日本政府は1972年に中国と国交と結んだ一方で、台湾とはいまだに国交を結んでいない。ところが2014年にもっとも多く日本を訪れた外国人は台湾人であり(観光庁訪日外国人消費動向調査より)、2番目に多く台湾を訪れた外国人が日本人となっている(台湾観光局統計より)。
日本で発行されている世界地図を見ると、台湾が中国と同じ色で塗られており、「台湾」の表記が「中華人民共和国」の文字より細く小さく書かれているのがわかる。日本は台湾を独立国と認めておらず、中国の一地方と考えているようにうかがわれる。
実は中国で発行されている世界地図も台湾で発行されている世界地図も、中国本土と台湾島はやはり同じ色で塗られている。しかし、両者が意味するところはまるで反対だ。

今回はこうした複雑な問題が横たわる台湾の独立問題について考えてみたい。
台湾の歴史 1. 大日本帝国の支配まで
最初に台湾の歴史を概観しておこう。
台湾島は紀元前からその存在を知られていたが、長らく島を統一する政権は生まれなかった。17世紀にオランダが進出して港や要塞を建設し、中国南部の福建省や広東省から労働者を移住させてプランテーション(大規模農園)を経営して東アジアの拠点とした。

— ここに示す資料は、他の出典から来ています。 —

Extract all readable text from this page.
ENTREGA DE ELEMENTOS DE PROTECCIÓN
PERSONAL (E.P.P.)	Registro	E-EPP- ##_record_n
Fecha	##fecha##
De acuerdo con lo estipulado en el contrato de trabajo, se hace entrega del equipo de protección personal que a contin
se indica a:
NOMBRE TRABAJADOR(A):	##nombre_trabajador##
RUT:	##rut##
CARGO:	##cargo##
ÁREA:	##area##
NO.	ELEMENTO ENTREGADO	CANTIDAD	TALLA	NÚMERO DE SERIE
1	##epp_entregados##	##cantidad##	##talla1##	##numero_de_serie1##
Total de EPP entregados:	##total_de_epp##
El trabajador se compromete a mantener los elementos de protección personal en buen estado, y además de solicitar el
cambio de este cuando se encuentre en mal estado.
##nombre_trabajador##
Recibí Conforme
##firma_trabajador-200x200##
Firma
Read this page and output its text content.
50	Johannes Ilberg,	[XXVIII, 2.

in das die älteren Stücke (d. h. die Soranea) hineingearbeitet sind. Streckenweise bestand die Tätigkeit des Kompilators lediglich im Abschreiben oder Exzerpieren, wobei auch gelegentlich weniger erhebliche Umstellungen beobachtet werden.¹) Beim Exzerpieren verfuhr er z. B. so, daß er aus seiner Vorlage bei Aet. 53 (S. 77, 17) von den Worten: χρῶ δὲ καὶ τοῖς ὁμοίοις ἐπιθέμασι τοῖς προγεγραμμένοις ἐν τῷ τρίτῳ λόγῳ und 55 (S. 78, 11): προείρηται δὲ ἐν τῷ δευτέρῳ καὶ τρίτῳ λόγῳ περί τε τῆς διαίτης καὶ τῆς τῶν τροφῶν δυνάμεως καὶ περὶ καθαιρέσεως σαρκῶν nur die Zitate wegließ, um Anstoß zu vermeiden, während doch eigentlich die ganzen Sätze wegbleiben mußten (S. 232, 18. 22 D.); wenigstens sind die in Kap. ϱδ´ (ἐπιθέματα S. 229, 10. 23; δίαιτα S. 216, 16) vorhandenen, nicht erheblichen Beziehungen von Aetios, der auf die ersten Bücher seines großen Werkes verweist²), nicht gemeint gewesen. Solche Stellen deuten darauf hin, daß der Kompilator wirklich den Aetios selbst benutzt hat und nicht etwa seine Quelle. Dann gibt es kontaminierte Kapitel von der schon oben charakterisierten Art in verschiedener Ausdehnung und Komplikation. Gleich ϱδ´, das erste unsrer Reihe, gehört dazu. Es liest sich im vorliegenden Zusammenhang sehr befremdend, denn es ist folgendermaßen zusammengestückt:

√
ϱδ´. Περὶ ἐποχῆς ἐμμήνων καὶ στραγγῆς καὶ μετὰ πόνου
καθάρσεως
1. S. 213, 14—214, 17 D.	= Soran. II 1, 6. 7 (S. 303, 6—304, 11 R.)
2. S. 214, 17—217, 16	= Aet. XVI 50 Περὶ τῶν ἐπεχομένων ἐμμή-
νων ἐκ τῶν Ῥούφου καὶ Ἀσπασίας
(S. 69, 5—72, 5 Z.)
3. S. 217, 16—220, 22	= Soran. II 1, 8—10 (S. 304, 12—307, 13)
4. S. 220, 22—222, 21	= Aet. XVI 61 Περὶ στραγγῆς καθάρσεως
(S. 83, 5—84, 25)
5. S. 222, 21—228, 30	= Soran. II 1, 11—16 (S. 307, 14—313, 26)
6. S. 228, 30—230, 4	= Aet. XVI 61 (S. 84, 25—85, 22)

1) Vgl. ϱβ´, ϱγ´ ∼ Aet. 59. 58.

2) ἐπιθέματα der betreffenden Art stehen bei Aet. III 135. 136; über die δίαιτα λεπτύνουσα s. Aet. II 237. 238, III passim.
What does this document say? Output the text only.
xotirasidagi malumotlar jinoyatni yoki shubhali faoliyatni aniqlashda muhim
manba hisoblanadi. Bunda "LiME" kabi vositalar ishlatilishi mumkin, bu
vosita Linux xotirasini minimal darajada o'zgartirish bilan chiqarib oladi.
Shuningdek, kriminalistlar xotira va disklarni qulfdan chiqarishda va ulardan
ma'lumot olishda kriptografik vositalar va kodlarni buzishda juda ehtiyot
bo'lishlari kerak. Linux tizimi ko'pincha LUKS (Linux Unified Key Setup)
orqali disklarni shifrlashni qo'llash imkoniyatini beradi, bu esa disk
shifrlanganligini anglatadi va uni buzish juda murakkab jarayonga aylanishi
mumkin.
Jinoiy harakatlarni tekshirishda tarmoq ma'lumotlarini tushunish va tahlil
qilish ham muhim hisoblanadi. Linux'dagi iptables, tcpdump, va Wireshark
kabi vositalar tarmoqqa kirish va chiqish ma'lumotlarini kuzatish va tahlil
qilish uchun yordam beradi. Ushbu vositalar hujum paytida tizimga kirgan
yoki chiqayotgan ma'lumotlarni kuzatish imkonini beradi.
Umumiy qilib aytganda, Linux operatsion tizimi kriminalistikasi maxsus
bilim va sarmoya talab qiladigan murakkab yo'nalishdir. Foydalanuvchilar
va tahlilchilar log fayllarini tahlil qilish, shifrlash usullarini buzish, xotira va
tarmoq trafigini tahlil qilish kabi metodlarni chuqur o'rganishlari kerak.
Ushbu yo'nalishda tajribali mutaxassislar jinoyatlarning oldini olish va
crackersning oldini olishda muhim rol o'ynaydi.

中国では1644年に漢民族の国・明が滅亡し、満州族の清が全土を統一する。南部を中心に漢民族が反乱を起こすのだが、その中のひとりに現在も台湾建国の父と称えられる鄭成功がいた。鄭成功は日本人の母親を持つ人物で、父親が漢民族であったことから明の再興を掲げ、台湾に渡ってオランダを追い払い、台湾を東都と呼んで漢民族の政権を打ち建てた。
清は1683年にその東都を滅ぼすと、台湾を福建省に組み入れる。といっても台湾全土を統治するようなことはせず、中国とは異なる「化外の地(皇帝が支配する地ではない)」として半ば放置した。
1894年に日清戦争が起こると日本はこれに勝利し、翌年の下関条約で台湾を獲得する。日本は台湾に投資して上下水道やダム・鉄道などのインフラを整備し、教育制度を充実させた。台湾が本格的に開発されたのはこのときがはじめてといえるだろう。